Imbrigliare in categorie semantiche Bendik Giske, sassofonista norvegese di nascita, ma berlinese di adozione, è limitativo. Ma per ragioni giornalistiche non ne possiamo fare a meno. Iniziamo col dire, allora, che Bendik Giske è sperimentazione pura. Lui stesso si definisce un artista queer, qualcosa quindi che va fuori dalla "norma". E anche la sua musica virtuosa e sperimentale - l'anima è quella jazz -, ma nuova, si incanala nelle atmosfere dell'elettronica, nella sostanza "aritmica" della drone music. Forse possiamo azzardare nel dire che Giske è un artista, prima ancora di essere un musicista. E' il suo primo lavoro "Surrender", uscito il 25 gennaio con la Smalltown Supersound, a convincerci di questo.
"Surrender" è una climax sonora dove il protagonista indiscusso è il sassofono di Giske, ma anche i suoi movimenti: durante la registrazione sono stati inseriti microfoni sia sullo strumento sia sugli abiti del musicista in modo tale da captarne ogni suono. E' il risultato di un viaggio spirituale e di un cambiamento cognitivo dopo una notte passata al Berghain di Berlino, ossia il tempio della techno mondiale. “Inizialmente mi sono sentito un idiota come tutti quelli che erano lì”, ha affermato Giske, ma "poi ho iniziato ad abbracciare quella cultura e ho realizzato che ero dove volevo essere. Lo spazio crea un ambiente parallelo che ti coinvolge nel momento stesso in cui ti abbandoni a esso e solo così puoi sentire quanto è vero”.
Surrender vuol dire infatti arrendersi, non opporsi e abbandonarsi. Un verbo diventato la chiave di volta di Giske. Solo eliminando ogni freno inibitorio e lasciandosi andare si può vivere appieno se stessi. Giske ce lo suggerisce con questo suo primo lavoro. Lo fa con la sua musica, trasportando l'ascoltatore in un’altra dimensione. Attraverso il "canto" del suo sassofono e il ritmo degli effetti creati con i microfoni si entra uno stato ipnotico, etereo, sospeso. Una sorta di meditazione contemplativa.

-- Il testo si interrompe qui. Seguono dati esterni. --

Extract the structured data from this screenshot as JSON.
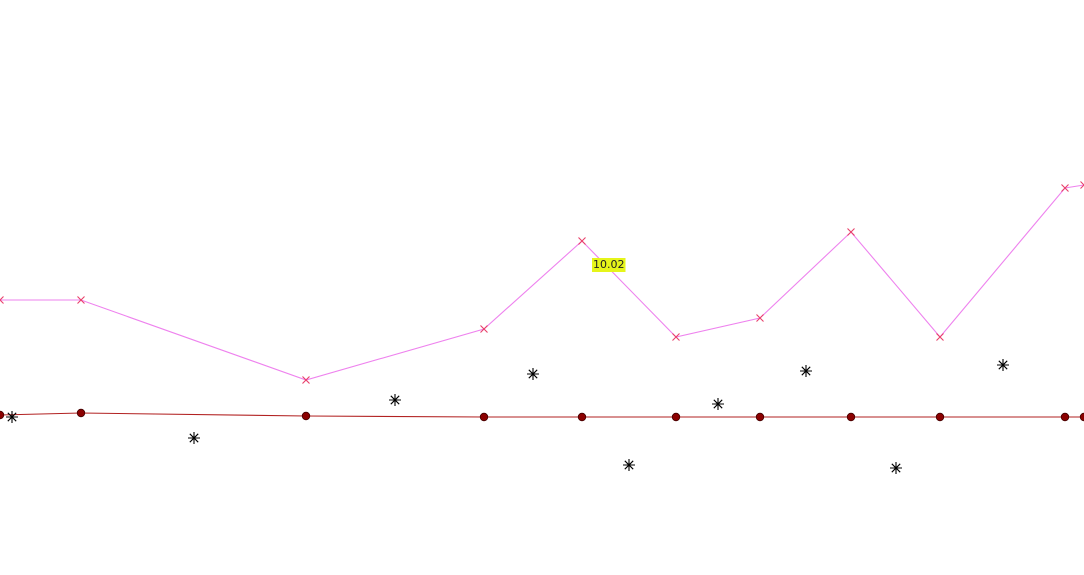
{
  "chart_data": {
    "type": "line",
    "xlim": [
      0,
      1084
    ],
    "ylim": [
      0,
      17.25
    ],
    "series": [
      {
        "color": "#ee82ee",
        "marker": "x",
        "marker_color": "#e8406a",
        "line": true,
        "x": [
          0,
          81,
          306,
          484,
          582,
          676,
          760,
          851,
          940,
          1065,
          1084
        ],
        "values": [
          8.25,
          8.25,
          5.85,
          7.38,
          10.02,
          7.14,
          7.71,
          10.29,
          7.14,
          11.61,
          11.7
        ],
        "labeled": [
          4
        ]
      },
      {
        "color": "#b22222",
        "marker": "circle",
        "marker_color": "#8b0000",
        "line": true,
        "x": [
          0,
          81,
          306,
          484,
          582,
          676,
          760,
          851,
          940,
          1065,
          1084
        ],
        "values": [
          4.8,
          4.86,
          4.77,
          4.74,
          4.74,
          4.74,
          4.74,
          4.74,
          4.74,
          4.74,
          4.74
        ]
      },
      {
        "color": "#000000",
        "marker": "asterisk",
        "marker_color": "#000000",
        "line": false,
        "x": [
          12,
          194,
          395,
          533,
          629,
          718,
          806,
          896,
          1003
        ],
        "values": [
          4.74,
          4.11,
          5.25,
          6.03,
          3.3,
          5.13,
          6.12,
          3.21,
          6.3
        ]
      }
    ]
  }
}
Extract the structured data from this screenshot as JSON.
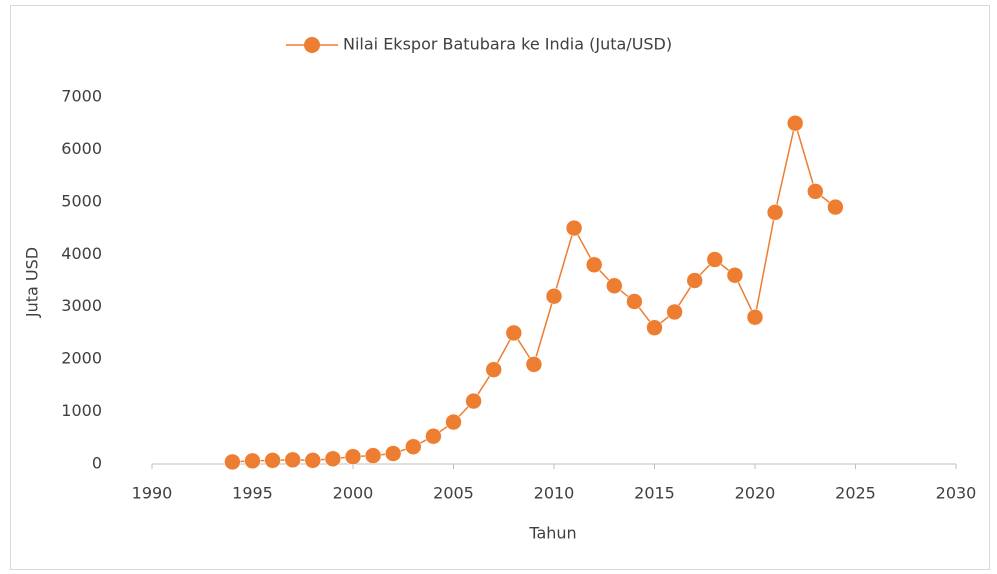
{
  "chart_data": {
    "type": "line",
    "x_label": "Tahun",
    "y_label": "Juta USD",
    "x": [
      1994,
      1995,
      1996,
      1997,
      1998,
      1999,
      2000,
      2001,
      2002,
      2003,
      2004,
      2005,
      2006,
      2007,
      2008,
      2009,
      2010,
      2011,
      2012,
      2013,
      2014,
      2015,
      2016,
      2017,
      2018,
      2019,
      2020,
      2021,
      2022,
      2023,
      2024
    ],
    "series": [
      {
        "name": "Nilai Ekspor Batubara ke India (Juta/USD)",
        "color": "#ED7D31",
        "values": [
          40,
          60,
          70,
          80,
          70,
          100,
          140,
          160,
          200,
          330,
          530,
          800,
          1200,
          1800,
          2500,
          1900,
          3200,
          4500,
          3800,
          3400,
          3100,
          2600,
          2900,
          3500,
          3900,
          3600,
          2800,
          4800,
          6500,
          5200,
          4900
        ]
      }
    ],
    "xlim": [
      1990,
      2030
    ],
    "xticks": [
      1990,
      1995,
      2000,
      2005,
      2010,
      2015,
      2020,
      2025,
      2030
    ],
    "ylim": [
      0,
      7000
    ],
    "yticks": [
      0,
      1000,
      2000,
      3000,
      4000,
      5000,
      6000,
      7000
    ],
    "grid": false,
    "legend": "top"
  }
}
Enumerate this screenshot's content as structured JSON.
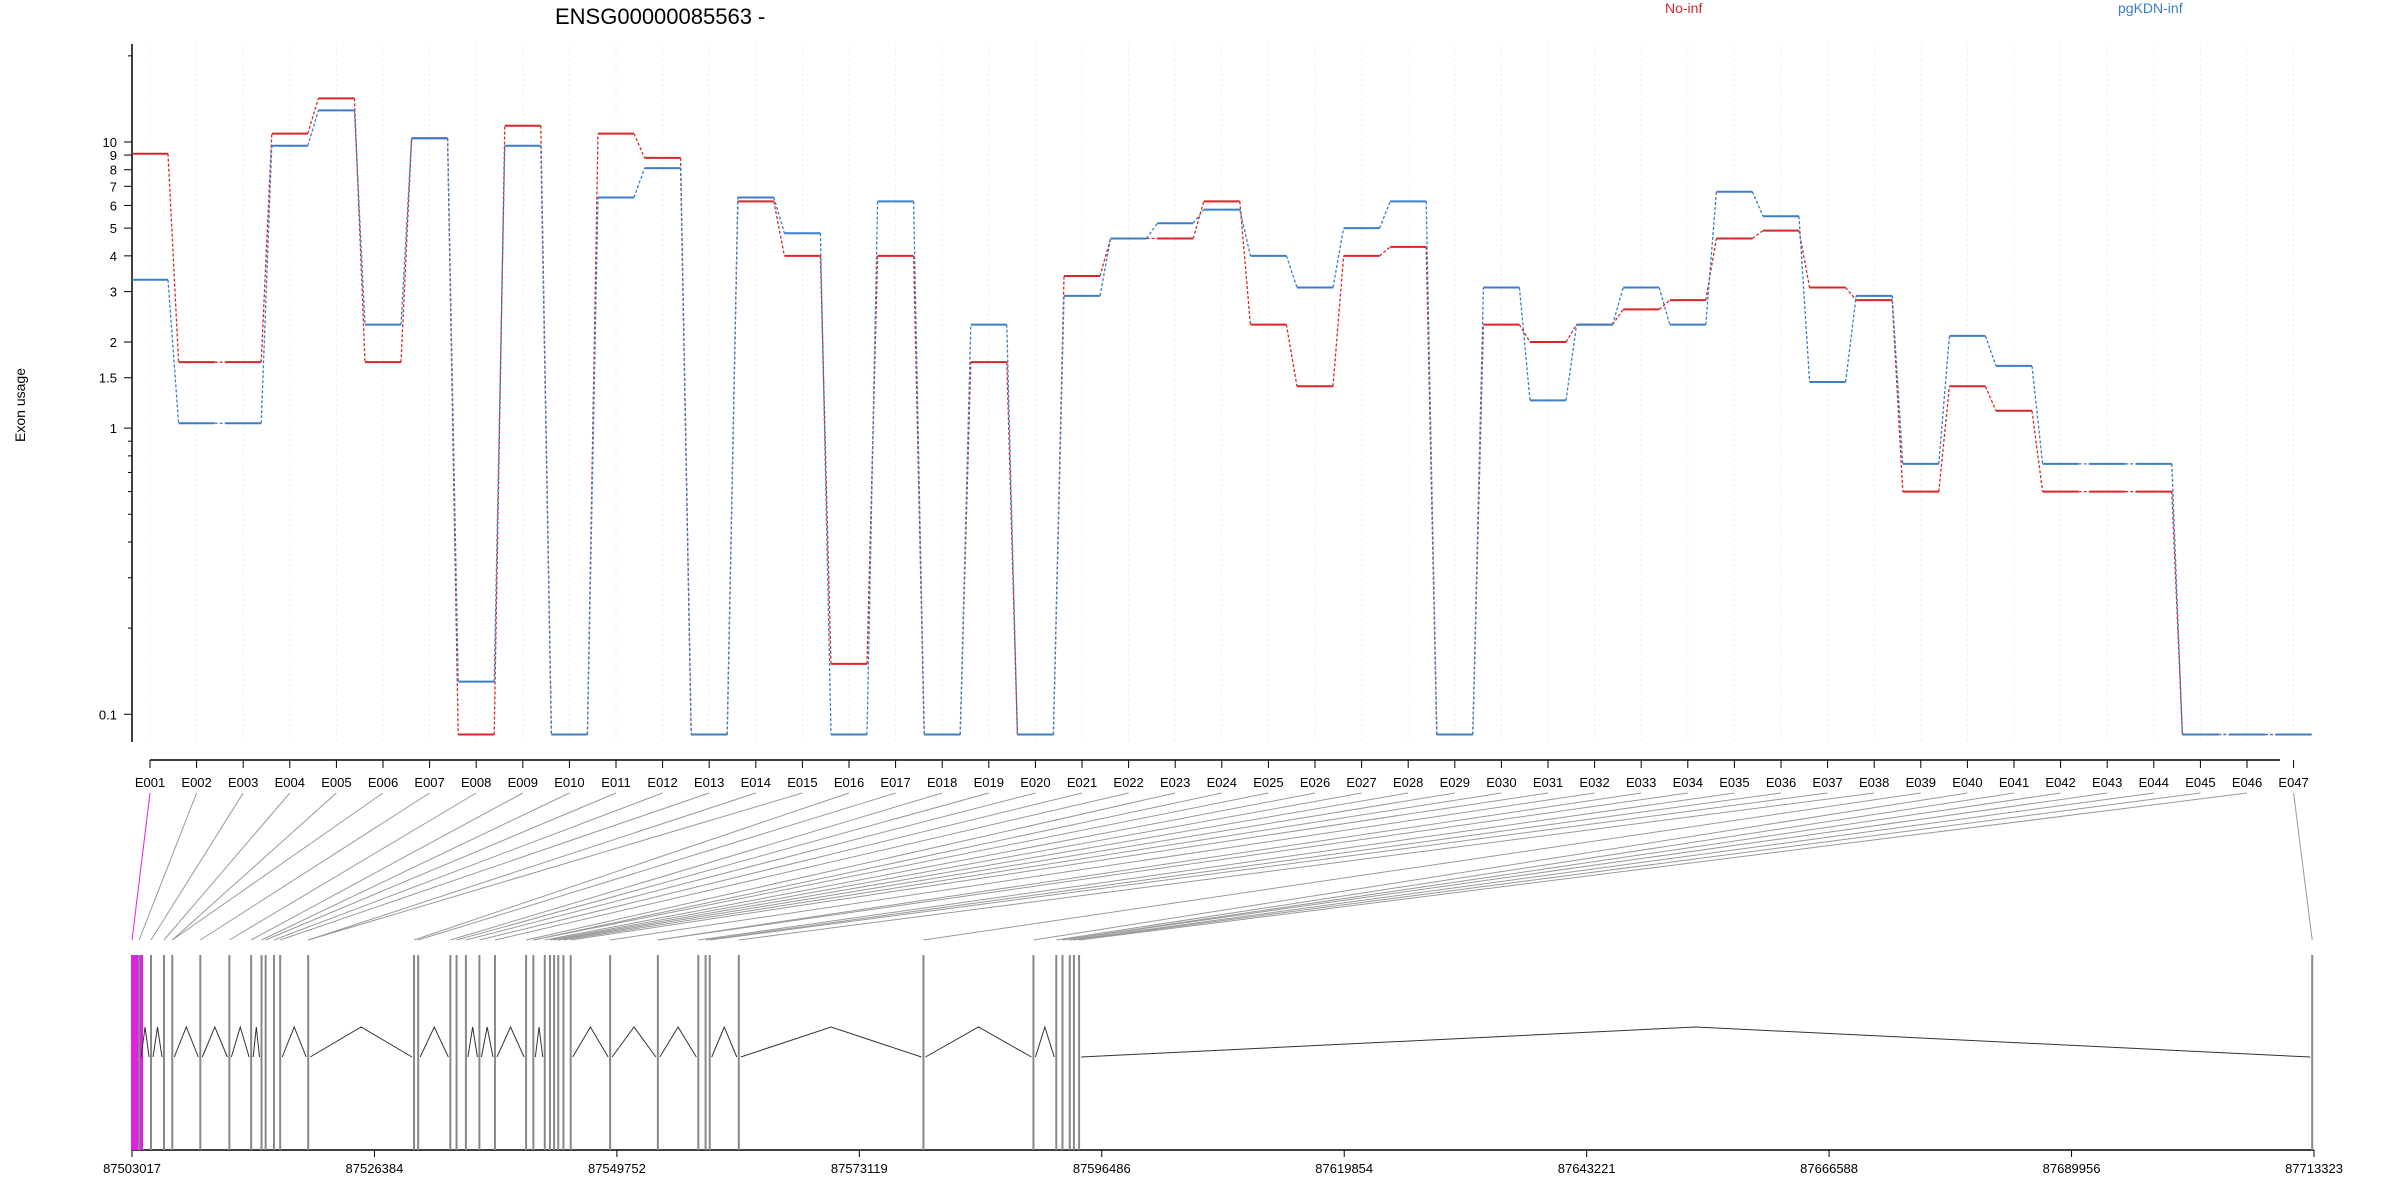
{
  "chart_data": {
    "type": "line",
    "title": "ENSG00000085563 -",
    "ylabel": "Exon usage",
    "y_scale": "log",
    "ylim": [
      0.08,
      22
    ],
    "y_ticks": [
      {
        "value": 0.1,
        "label": "0.1"
      },
      {
        "value": 1,
        "label": "1"
      },
      {
        "value": 1.5,
        "label": "1.5"
      },
      {
        "value": 2,
        "label": "2"
      },
      {
        "value": 3,
        "label": "3"
      },
      {
        "value": 4,
        "label": "4"
      },
      {
        "value": 5,
        "label": "5"
      },
      {
        "value": 6,
        "label": "6"
      },
      {
        "value": 7,
        "label": "7"
      },
      {
        "value": 8,
        "label": "8"
      },
      {
        "value": 9,
        "label": "9"
      },
      {
        "value": 10,
        "label": "10"
      }
    ],
    "grid": true,
    "legend_position": "top",
    "categories": [
      "E001",
      "E002",
      "E003",
      "E004",
      "E005",
      "E006",
      "E007",
      "E008",
      "E009",
      "E010",
      "E011",
      "E012",
      "E013",
      "E014",
      "E015",
      "E016",
      "E017",
      "E018",
      "E019",
      "E020",
      "E021",
      "E022",
      "E023",
      "E024",
      "E025",
      "E026",
      "E027",
      "E028",
      "E029",
      "E030",
      "E031",
      "E032",
      "E033",
      "E034",
      "E035",
      "E036",
      "E037",
      "E038",
      "E039",
      "E040",
      "E041",
      "E042",
      "E043",
      "E044",
      "E045",
      "E046",
      "E047"
    ],
    "series": [
      {
        "name": "No-inf",
        "color": "#d62728",
        "values": [
          9.1,
          1.7,
          1.7,
          10.7,
          14.2,
          1.7,
          10.3,
          0.085,
          11.4,
          0.085,
          10.7,
          8.8,
          0.085,
          6.2,
          4.0,
          0.15,
          4.0,
          0.085,
          1.7,
          0.085,
          3.4,
          4.6,
          4.6,
          6.2,
          2.3,
          1.4,
          4.0,
          4.3,
          0.085,
          2.3,
          2.0,
          2.3,
          2.6,
          2.8,
          4.6,
          4.9,
          3.1,
          2.8,
          0.6,
          1.4,
          1.15,
          0.6,
          0.6,
          0.6,
          0.085,
          0.085,
          0.085
        ]
      },
      {
        "name": "pgKDN-inf",
        "color": "#3a7dc9",
        "values": [
          3.3,
          1.04,
          1.04,
          9.7,
          12.9,
          2.3,
          10.3,
          0.13,
          9.7,
          0.085,
          6.4,
          8.1,
          0.085,
          6.4,
          4.8,
          0.085,
          6.2,
          0.085,
          2.3,
          0.085,
          2.9,
          4.6,
          5.2,
          5.8,
          4.0,
          3.1,
          5.0,
          6.2,
          0.085,
          3.1,
          1.25,
          2.3,
          3.1,
          2.3,
          6.7,
          5.5,
          1.45,
          2.9,
          0.75,
          2.1,
          1.65,
          0.75,
          0.75,
          0.75,
          0.085,
          0.085,
          0.085
        ]
      }
    ],
    "gene_model": {
      "x_ticks": [
        "87503017",
        "87526384",
        "87549752",
        "87573119",
        "87596486",
        "87619854",
        "87643221",
        "87666588",
        "87689956",
        "87713323"
      ],
      "range": [
        87503017,
        87713323
      ],
      "exon_color": "#888888",
      "highlight_color": "#e020e0",
      "exon_starts": [
        87503020,
        87503700,
        87504850,
        87506100,
        87506900,
        87509600,
        87512400,
        87514500,
        87515500,
        87515900,
        87516700,
        87517300,
        87520000,
        87530200,
        87530600,
        87533700,
        87534300,
        87535200,
        87536500,
        87538000,
        87541000,
        87541700,
        87542800,
        87543300,
        87543700,
        87544100,
        87544600,
        87545300,
        87549100,
        87553700,
        87557600,
        87558300,
        87558700,
        87561500,
        87579300,
        87589900,
        87592100,
        87592700,
        87593400,
        87593800,
        87594300,
        87713150
      ]
    }
  }
}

Non è un caso che l’album sia stato registrato nel Mausoleo Emanuel Vigeland di Oslo. Tomba dell'artista norvegese nelle cui stanze dipinse la vita e la morte. Un luogo sacro che può ricordare alla lontana il Berghain di Berlino dove il sassofonista ha, metaforicamente parlando, ucciso una parte del suo sé imbrigliata e non libera per fare spazio alla sua parte più vera e vitale.